Celle solari a banda intermedia

Per il loro lavoro due fisici sono partiti da un campo particolare della ricerca fotovoltaica. Parliamo delle celle solari a banda intermedia (IBSC – Intermediate Band Solar Cells), una tecnologia emergente che ha il potenziale per rivoluzionare la produzione di energia pulita. In questi sistemi la radiazione solare può eccitare i portatori dalla banda di valenza a quella di conduzione, oltre che direttamente, anche in maniera graduale. Come?  “Passando” per l’appunto attraverso stati di una banda intermedia, livelli energetici specifici posizionati all’interno della struttura elettronica di un materiale creato ad hoc. “Ciò consente a un singolo fotone di provocare generazioni multiple di eccitoni attraverso un processo di assorbimento in due fasi“, scrivono i due ricercatori sulla rivista Science Advances.

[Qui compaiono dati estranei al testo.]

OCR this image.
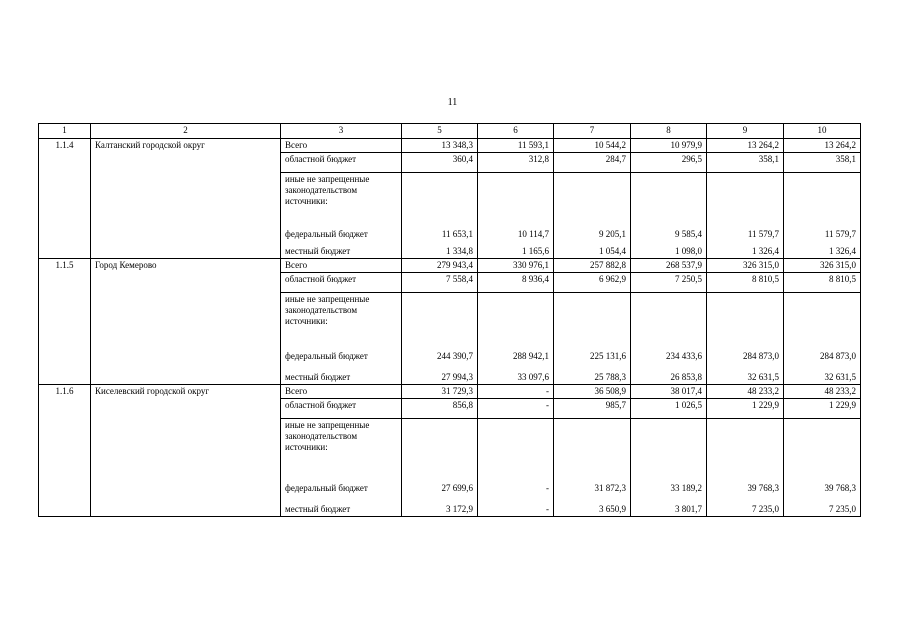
11
1	2	3	5	6	7	8	9	10
1.1.4	Калтанский городской округ	Всего	13 348,3	11 593,1	10 544,2	10 979,9	13 264,2	13 264,2
		областной бюджет	360,4	312,8	284,7	296,5	358,1	358,1
		иные не запрещенные законодательством источники:						
		федеральный бюджет	11 653,1	10 114,7	9 205,1	9 585,4	11 579,7	11 579,7
		местный бюджет	1 334,8	1 165,6	1 054,4	1 098,0	1 326,4	1 326,4
1.1.5	Город Кемерово	Всего	279 943,4	330 976,1	257 882,8	268 537,9	326 315,0	326 315,0
		областной бюджет	7 558,4	8 936,4	6 962,9	7 250,5	8 810,5	8 810,5
		иные не запрещенные законодательством источники:						
		федеральный бюджет	244 390,7	288 942,1	225 131,6	234 433,6	284 873,0	284 873,0
		местный бюджет	27 994,3	33 097,6	25 788,3	26 853,8	32 631,5	32 631,5
1.1.6	Киселевский городской округ	Всего	31 729,3	-	36 508,9	38 017,4	48 233,2	48 233,2
		областной бюджет	856,8	-	985,7	1 026,5	1 229,9	1 229,9
		иные не запрещенные законодательством источники:						
		федеральный бюджет	27 699,6	-	31 872,3	33 189,2	39 768,3	39 768,3
		местный бюджет	3 172,9	-	3 650,9	3 801,7	7 235,0	7 235,0
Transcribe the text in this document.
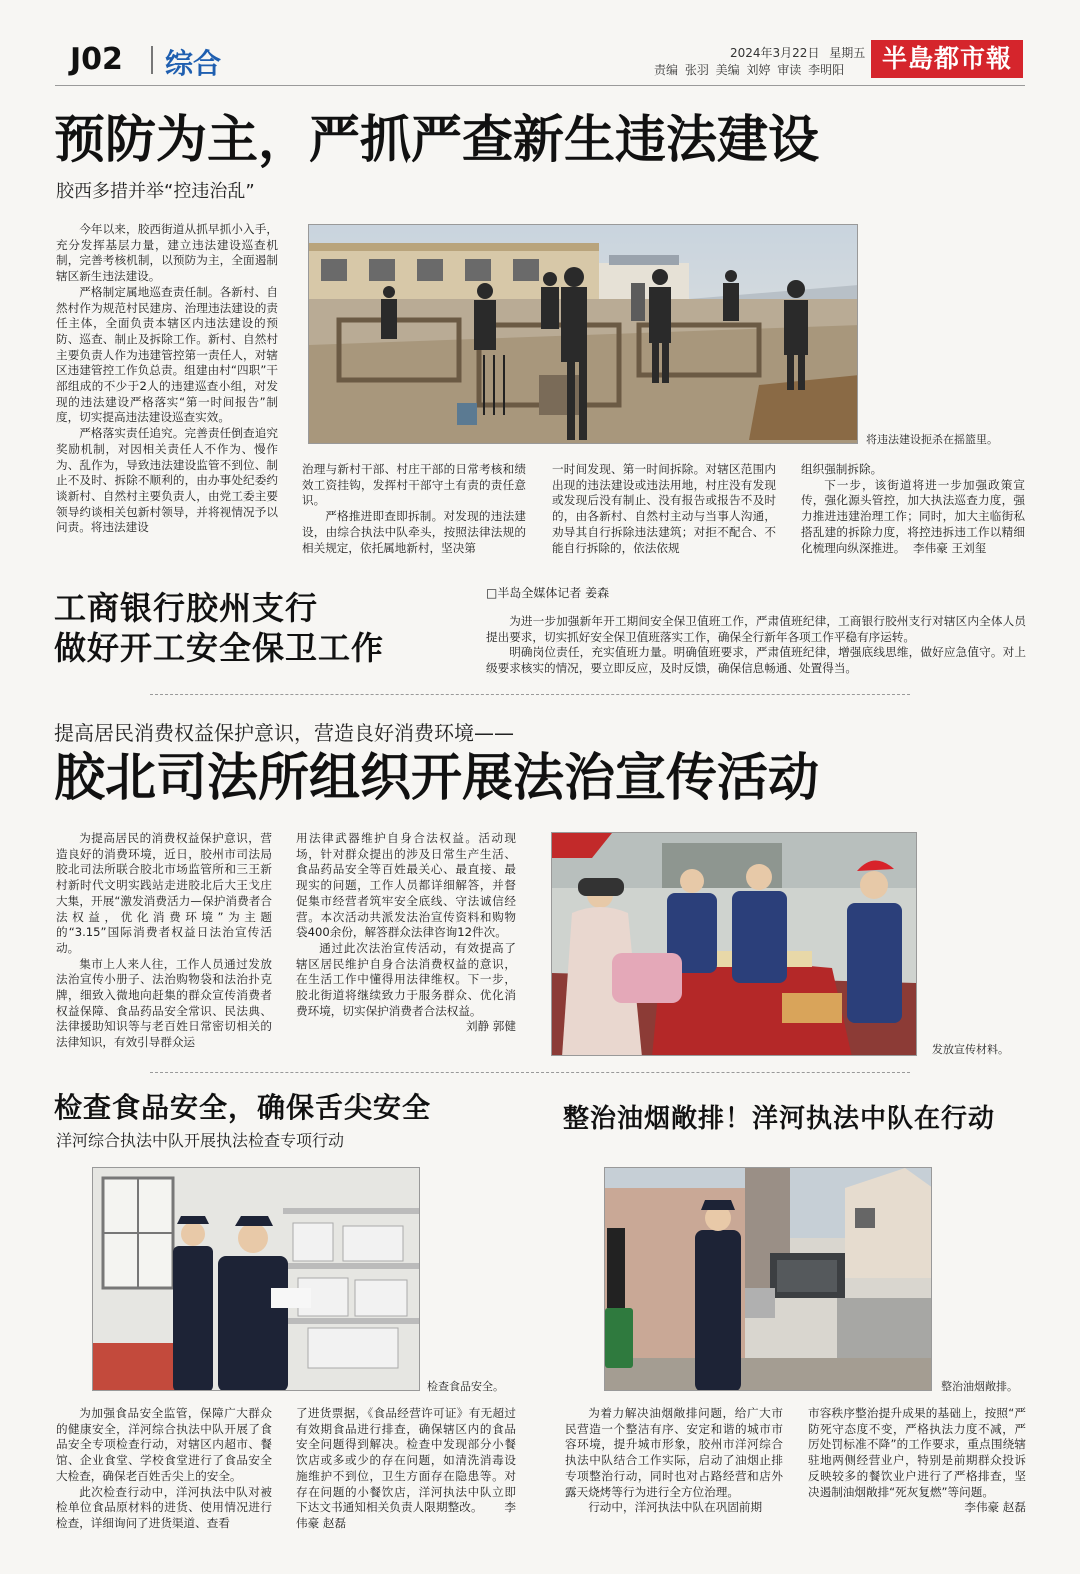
J02 综合	2024年3月22日 星期五
责编 张羽 美编 刘婷 审读 李明阳	半島都市報
预防为主，严抓严查新生违法建设
胶西多措并举“控违治乱”

今年以来，胶西街道从抓早抓小入手，充分发挥基层力量，建立违法建设巡查机制，完善考核机制，以预防为主，全面遏制辖区新生违法建设。

严格制定属地巡查责任制。各新村、自然村作为规范村民建房、治理违法建设的责任主体，全面负责本辖区内违法建设的预防、巡查、制止及拆除工作。新村、自然村主要负责人作为违建管控第一责任人，对辖区违建管控工作负总责。组建由村“四职”干部组成的不少于2人的违建巡查小组，对发现的违法建设严格落实“第一时间报告”制度，切实提高违法建设巡查实效。

严格落实责任追究。完善责任倒查追究奖励机制，对因相关责任人不作为、慢作为、乱作为，导致违法建设监管不到位、制止不及时、拆除不顺利的，由办事处纪委约谈新村、自然村主要负责人，由党工委主要领导约谈相关包新村领导，并将视情况予以问责。将违法建设

将违法建设扼杀在摇篮里。

治理与新村干部、村庄干部的日常考核和绩效工资挂钩，发挥村干部守土有责的责任意识。

严格推进即查即拆制。对发现的违法建设，由综合执法中队牵头，按照法律法规的相关规定，依托属地新村，坚决第

一时间发现、第一时间拆除。对辖区范围内出现的违法建设或违法用地，村庄没有发现或发现后没有制止、没有报告或报告不及时的，由各新村、自然村主动与当事人沟通，劝导其自行拆除违法建筑；对拒不配合、不能自行拆除的，依法依规

组织强制拆除。

下一步，该街道将进一步加强政策宣传，强化源头管控，加大执法巡查力度，强力推进违建治理工作；同时，加大主临街私搭乱建的拆除力度，将控违拆违工作以精细化梳理向纵深推进。 李伟豪 王刘玺

工商银行胶州支行
做好开工安全保卫工作
□半岛全媒体记者 姜森

为进一步加强新年开工期间安全保卫值班工作，严肃值班纪律，工商银行胶州支行对辖区内全体人员提出要求，切实抓好安全保卫值班落实工作，确保全行新年各项工作平稳有序运转。

明确岗位责任，充实值班力量。明确值班要求，严肃值班纪律，增强底线思维，做好应急值守。对上级要求核实的情况，要立即反应，及时反馈，确保信息畅通、处置得当。

提高居民消费权益保护意识，营造良好消费环境——
胶北司法所组织开展法治宣传活动

为提高居民的消费权益保护意识，营造良好的消费环境，近日，胶州市司法局胶北司法所联合胶北市场监管所和三王新村新时代文明实践站走进胶北后大王戈庄大集，开展“激发消费活力—保护消费者合法权益，优化消费环境”为主题的“3.15”国际消费者权益日法治宣传活动。

集市上人来人往，工作人员通过发放法治宣传小册子、法治购物袋和法治扑克牌，细致入微地向赶集的群众宣传消费者权益保障、食品药品安全常识、民法典、法律援助知识等与老百姓日常密切相关的法律知识，有效引导群众运

用法律武器维护自身合法权益。活动现场，针对群众提出的涉及日常生产生活、食品药品安全等百姓最关心、最直接、最现实的问题，工作人员都详细解答，并督促集市经营者筑牢安全底线、守法诚信经营。本次活动共派发法治宣传资料和购物袋400余份，解答群众法律咨询12件次。

通过此次法治宣传活动，有效提高了辖区居民维护自身合法消费权益的意识，在生活工作中懂得用法律维权。下一步，胶北街道将继续致力于服务群众、优化消费环境，切实保护消费者合法权益。

刘静 郭健
发放宣传材料。
检查食品安全，确保舌尖安全
洋河综合执法中队开展执法检查专项行动
检查食品安全。

为加强食品安全监管，保障广大群众的健康安全，洋河综合执法中队开展了食品安全专项检查行动，对辖区内超市、餐馆、企业食堂、学校食堂进行了食品安全大检查，确保老百姓舌尖上的安全。

此次检查行动中，洋河执法中队对被检单位食品原材料的进货、使用情况进行检查，详细询问了进货渠道、查看

了进货票据，《食品经营许可证》有无超过有效期食品进行排查，确保辖区内的食品安全问题得到解决。检查中发现部分小餐饮店或多或少的存在问题，如清洗消毒设施维护不到位，卫生方面存在隐患等。对存在问题的小餐饮店，洋河执法中队立即下达文书通知相关负责人限期整改。 李伟豪 赵磊

整治油烟敞排！洋河执法中队在行动
整治油烟敞排。

为着力解决油烟敞排问题，给广大市民营造一个整洁有序、安定和谐的城市市容环境，提升城市形象，胶州市洋河综合执法中队结合工作实际，启动了油烟止排专项整治行动，同时也对占路经营和店外露天烧烤等行为进行全方位治理。

行动中，洋河执法中队在巩固前期

市容秩序整治提升成果的基础上，按照“严防死守态度不变，严格执法力度不减，严厉处罚标准不降”的工作要求，重点围绕辖驻地两侧经营业户，特别是前期群众投诉反映较多的餐饮业户进行了严格排查，坚决遏制油烟敞排“死灰复燃”等问题。

李伟豪 赵磊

Nel nuovo materiale quantistico creato dagli scienziati della Lehigh University questi stati hanno livelli di energia all’interno dei gap di sottobanda ideali. Una volta testato all’interno di una cella fotovoltaica prototipale il materiale ha mostrato di poter migliorare l’assorbimento e la generazione di portatori nella gamma dello spettro dal vicino infrarosso alla luce visibile. 

La rivoluzione dei materiali quantistici

Il duo ha sviluppato il nuovo materiale sfruttando i “gap di van der Waals”, spazi atomicamente piccoli tra materiali bidimensionali stratificati. Questi spazi possono confinare molecole o ioni e gli scienziati dei materiali li usano comunemente per inserire, o “intercalare”, altri elementi per ottimizzare le proprietà dei materiali. Per la precisione hanno inserito atomi di rame tra strati di seleniuro di germanio e solfuro di stagno. “Rappresenta un candidato promettente per lo sviluppo di celle solari ad alta efficienza di prossima generazione – ha sottolineato Ekuma – che svolgeranno un ruolo cruciale nell’affrontare il fabbisogno energetico globale“.